Whether spread on toast or infused in beer, avocados are everywhere. Demand in recent years has soared throughout California and the United States. But California’s crop size in 2017 has been remarkably small. Though the season is not over, avocado buffs expect this year’s harvest to be about half of last year’s 400 million pounds.
The price, therefore, has shot up. In the last year, the Sheriff’s rural crime unit received reports of avocado theft worth tens of thousands of dollars.
“This is really unusual for us,” said Carpinteria farmer Scott Van Der Kar. He explained the five-year drought has “led to the decline we see right now.” In past years, each of his trees yielded bags of avocados. This year, he got far fewer.
Avocado trees, by their nature, are “alternate bearing,” meaning they produce heavy volumes one year and lighter volumes the next, explained California Avocado Commission President Tom Bellamore.
But the drought has certainly made things worse. In the last two years, Santa Barbara County avocado fields were cut by about 1,500 acres — nearly 25 percent. Growers were forced to stump trees. The state mandated water reductions. Water districts increased rates (with some exceptions for agriculture).
By one area farmer’s calculation, one avocado requires 10 gallons of water. “They want as much water as you can give them,” said Craig Kendrick, who runs Catlin Ranch in Carpinteria. He recently drilled a new water well to irrigate his 30 acres. Otherwise, he said, he couldn’t afford to buy the water.
With the supply short, basic economics says the prices go up. At the downtown Santa Barbara farmers’ market last weekend, avocados sold for anywhere from $1 to $3 apiece. At area grocery stores, they are about 50 cents more than they were in recent years.
Avocado’s higher value contributed to a $16 million increase — nearly 25 percent — in gross production value in Santa Barbara County. Most of the 350 avocado growers in the county are located in Carpinteria, with a few in Goleta, where the marine layer and morning dew create perfect conditions. (An avocado farm was planted in Santa Maria, but it will not produce fruit for years.)
About a year ago, the rural investigator for the Sheriff’s Office began to receive reports of large-scale theft on avocado farms. Thieves are known to enter orchards at night or in the early morning hours with backpacks or picking bags. Last August, Detective John McCarthy arrested a man — who was a picker — for stealing an estimated tens of thousands of dollars from a Carpinteria farm. He was caught with hundreds of dollars worth of avocados. He was prosecuted and sentenced to probation, McCarthy said.
This year, there have been fewer reports of theft because the crop size was smaller and the harvest was shorter, McCarthy said. Still, the theft reports this year have been “significant.”
In the U.S., California, known for the Haas variety, grows the most avocados. Imports from Mexico and Peru are increasingly significant, expanding competition.
“In California, we just fit in where we can,” Van Der Kar said. Van Der Kar doubted California’s acreage would ever fully come back. It takes five years to grow a fruit-bearing avocado tree.

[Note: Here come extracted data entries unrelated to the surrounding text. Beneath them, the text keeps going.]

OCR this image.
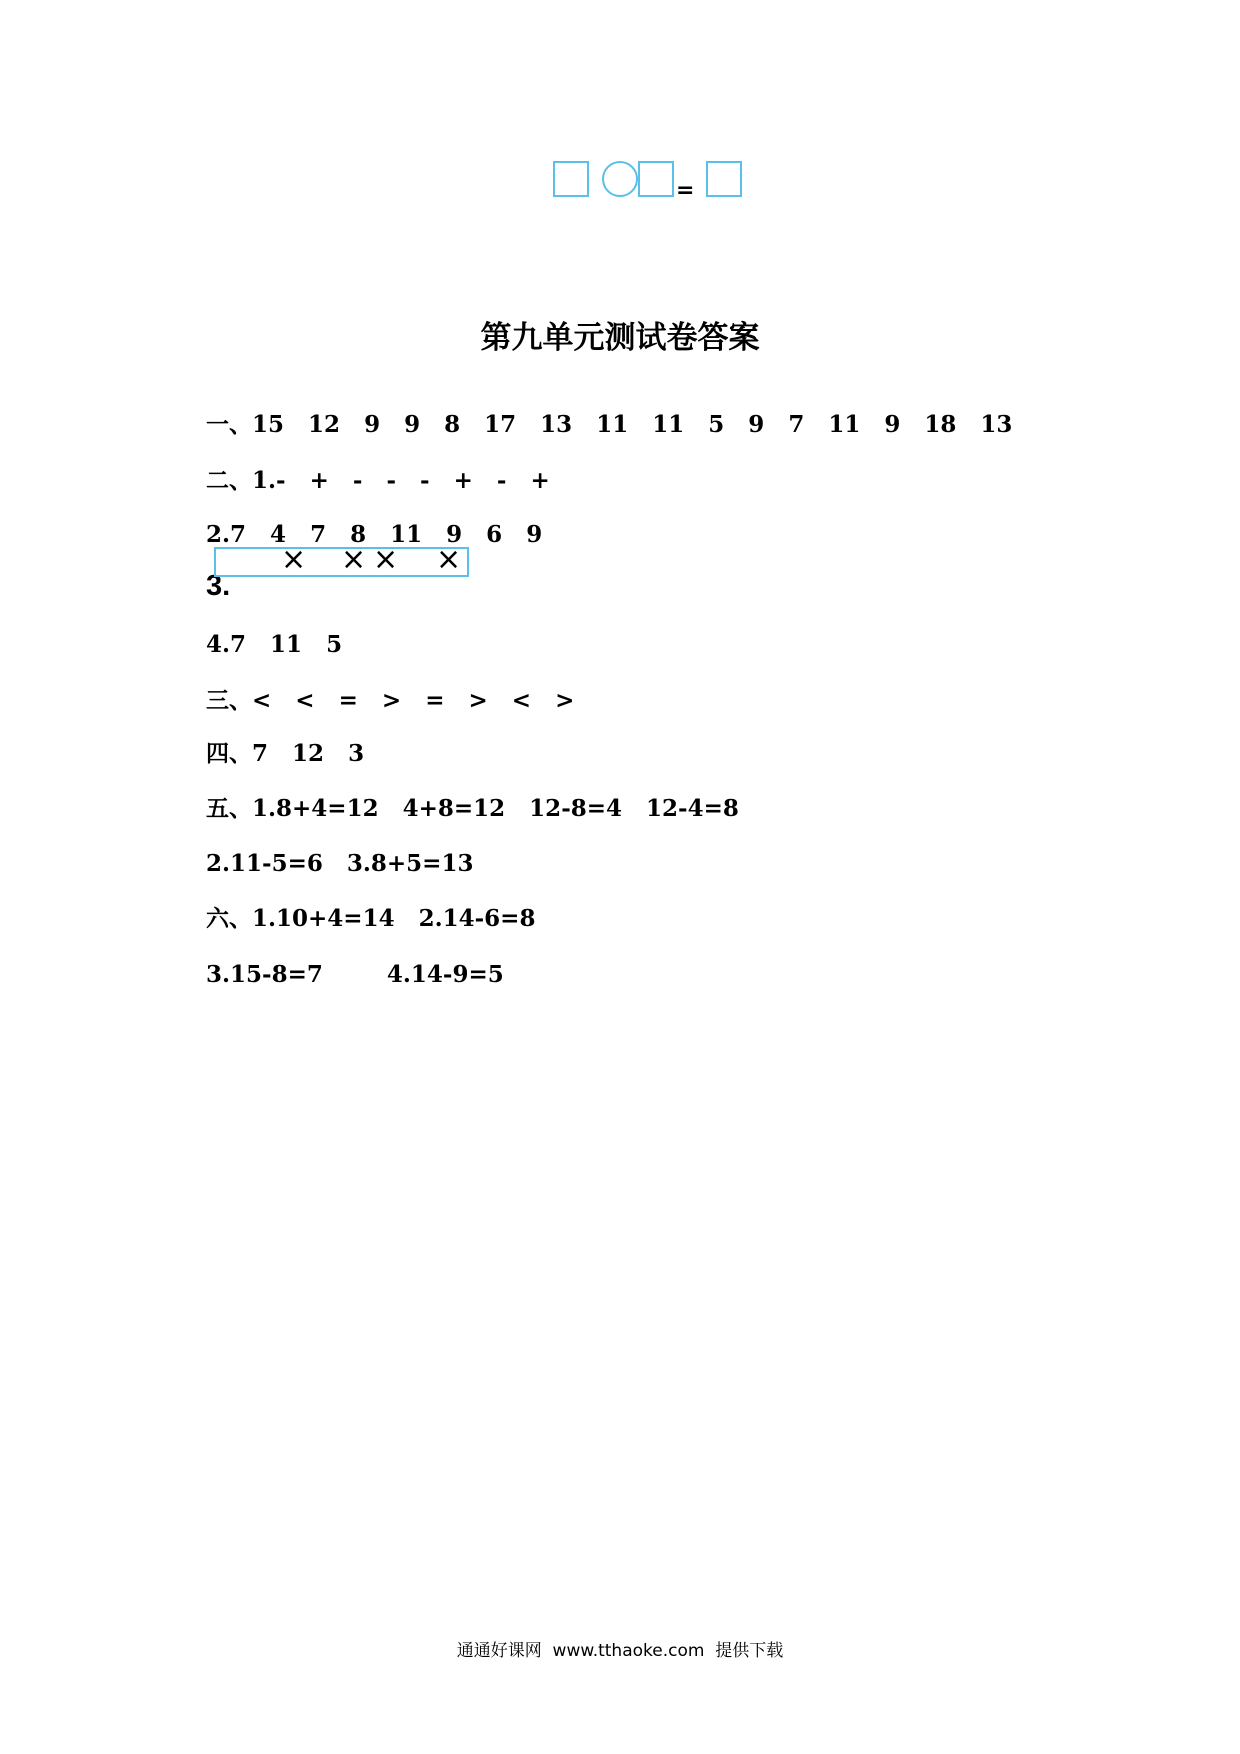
=
第九单元测试卷答案

一、15   12   9   9   8   17   13   11   11   5   9   7   11   9   18   13

二、1.-   +   -   -   -   +   -   +

2.7   4   7   8   11   9   6   9

3.

× × × ×

4.7   11   5

三、<   <   =   >   =   >   <   >

四、7   12   3

五、1.8+4=12   4+8=12   12-8=4   12-4=8

2.11-5=6   3.8+5=13

六、1.10+4=14   2.14-6=8

3.15-8=7        4.14-9=5

通通好课网  www.tthaoke.com  提供下载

Mexico’s crop is fairly stable year-round. The country’s harvest starts in late August and September, when consumers can expect to see lower prices at the market.

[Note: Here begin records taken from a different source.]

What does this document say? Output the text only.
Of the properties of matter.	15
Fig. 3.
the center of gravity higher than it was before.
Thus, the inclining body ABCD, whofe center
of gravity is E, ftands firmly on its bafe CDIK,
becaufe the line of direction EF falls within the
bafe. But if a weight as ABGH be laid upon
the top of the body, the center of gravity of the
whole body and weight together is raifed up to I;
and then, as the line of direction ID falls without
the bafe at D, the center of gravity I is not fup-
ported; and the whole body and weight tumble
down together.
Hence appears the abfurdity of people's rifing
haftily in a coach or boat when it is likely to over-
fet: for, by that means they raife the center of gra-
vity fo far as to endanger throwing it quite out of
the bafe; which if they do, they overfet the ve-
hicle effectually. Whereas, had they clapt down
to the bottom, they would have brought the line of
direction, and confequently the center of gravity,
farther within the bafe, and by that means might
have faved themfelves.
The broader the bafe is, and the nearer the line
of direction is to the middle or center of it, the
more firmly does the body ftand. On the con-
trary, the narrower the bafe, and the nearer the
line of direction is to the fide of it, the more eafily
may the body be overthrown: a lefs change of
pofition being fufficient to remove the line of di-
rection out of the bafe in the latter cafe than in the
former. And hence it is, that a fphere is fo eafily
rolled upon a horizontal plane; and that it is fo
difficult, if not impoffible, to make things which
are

The good news is next year’s crop in California is expected to be plentiful. Currently the size of a golf ball, the rock-hard fruit grow on the same trees as the ripe ones. The trees benefited some from this winter’s rain, but farmers said it was not nearly enough.
In any case, the avocado beer sold year-round at Island Brewing Company in Carpinteria does not depend on the harvest: The brewery’s Avocado Honey Ale is not made with the fruit itself, but with honey pollinated in avocado orchards. “We’d be pretty upset if our run of avocado honey were to dry up,” owner Paul Wright said. “We check with our honey producer to make sure we have enough.”